The nurse is caring for a 70-year-old patient who was just admitted to an inpatient
rehabilitation center. The patient had required total parenteral nutrition for several days, but
, recently resumed and is tolerating a regular diet. She has another 4 days left in a course of
intravenous antibiotics to complete treatment of a positive central line culture. Which
nursing action, required in the care of this patient, is considered a dependent role function?
1. Requesting that the health care provider order a consult because the patient states that
her dentures no longer fit properly and she has trouble chewing
2. Asking the nursing assistant to demonstrate to the patient how to operate the call system
3. Interviewing the patient to assess whether she needs assistance with getting out of bed
4. Administering the antibiotics prescribed by the health care provider - Answer 4 Rationale
1: Assessing that the patient has a need that requires further assessment by other team
members and communicating that need to the appropriate team member is an example of
an interdependent activity. Rationale 2: This is an independent activity that nurses may
perform or delegate, based on their and the delegate's education and skills. Rationale 3:
Assessment is an independent activity that nurses may perform, based on their education
and skills. Rationale 4: Dependent activities are those prescribed by the health care provider
and carried out by the nurse
When asking a patient if a pain medication provided a few hours ago has been effective, the
nurse is performing which step of the nursing process?
1. Planning
2. Implementation
3. Evaluation
4. Assessment - Answer 3 Rationale 1: Planning consists of prioritizing among the chosen
nursing diagnoses and determining interventions to move the patient to optimal health.
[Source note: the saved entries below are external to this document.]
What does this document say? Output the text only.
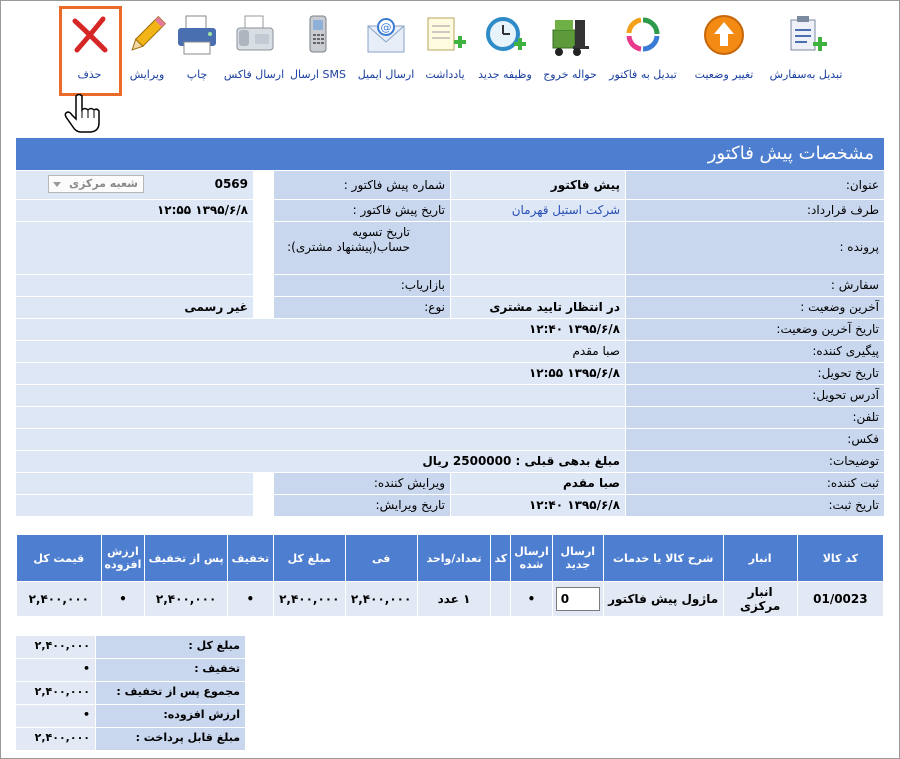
حذف	ویرایش	چاپ	ارسال فاکس ارسال SMS
@
ارسال ایمیل	یادداشت	وظیفه جدید	حواله خروج	تبدیل به فاکتور	تغییر وضعیت	تبدیل به‌سفارش
مشخصات پیش فاکتور
عنوان:
پیش فاکتور
شماره پیش فاکتور :
0569
شعبه مرکزی
طرف قرارداد:
شرکت استیل قهرمان
تاریخ پیش فاکتور :
۱۳۹۵/۶/۸ ۱۲:۵۵
پرونده :
تاریخ تسویه حساب(پیشنهاد مشتری):
سفارش :
بازاریاب:
آخرین وضعیت :
در انتظار تایید مشتری
نوع:
غیر رسمی
تاریخ آخرین وضعیت:
۱۳۹۵/۶/۸ ۱۲:۴۰
پیگیری کننده:
صبا مقدم
تاریخ تحویل:
۱۳۹۵/۶/۸ ۱۲:۵۵
آدرس تحویل:
تلفن:
فکس:
توضیحات:
مبلغ بدهی قبلی : 2500000 ریال
ثبت کننده:
صبا مقدم
ویرایش کننده:
تاریخ ثبت:
۱۳۹۵/۶/۸ ۱۲:۴۰
تاریخ ویرایش:
کد کالا	انبار	شرح کالا یا خدمات	ارسال جدید	ارسال شده	کد	تعداد/واحد	فی	مبلغ کل	تخفیف	پس از تخفیف	ارزش افزوده	قیمت کل
01/0023	انبار مرکزی	ماژول پیش فاکتور	0	•		۱ عدد	۲,۴۰۰,۰۰۰	۲,۴۰۰,۰۰۰	•	۲,۴۰۰,۰۰۰	•	۲,۴۰۰,۰۰۰
مبلغ کل :
۲,۴۰۰,۰۰۰
تخفیف :
•
مجموع پس از تخفیف :
۲,۴۰۰,۰۰۰
ارزش افزوده:
•
مبلغ قابل پرداخت :
۲,۴۰۰,۰۰۰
Rationale 2: Implementation isthe actual "doing" step of the nursing process. In this case,
implementation occurred when the medication was administered. Rationale 3: Evaluation
focuses on a patient's behavioral changes and compares them with the criteria stated in the
objectives. It consists of both the patient's status and the effectiveness of the nursing care.
Both must be evaluated continuously, with the care plan modified as needed. Rationale 4:
Assessment comprises examining the patient and identifying cues, collecting and analyzing
data, and reaching conclusions. In this situation, assessment occurred when the nurse
identified that the patient was in pain
The nursing instructor knows that further education is needed when a student makes which
statement?
1. "Assessment precedes nursing diagnosis and outcome identification."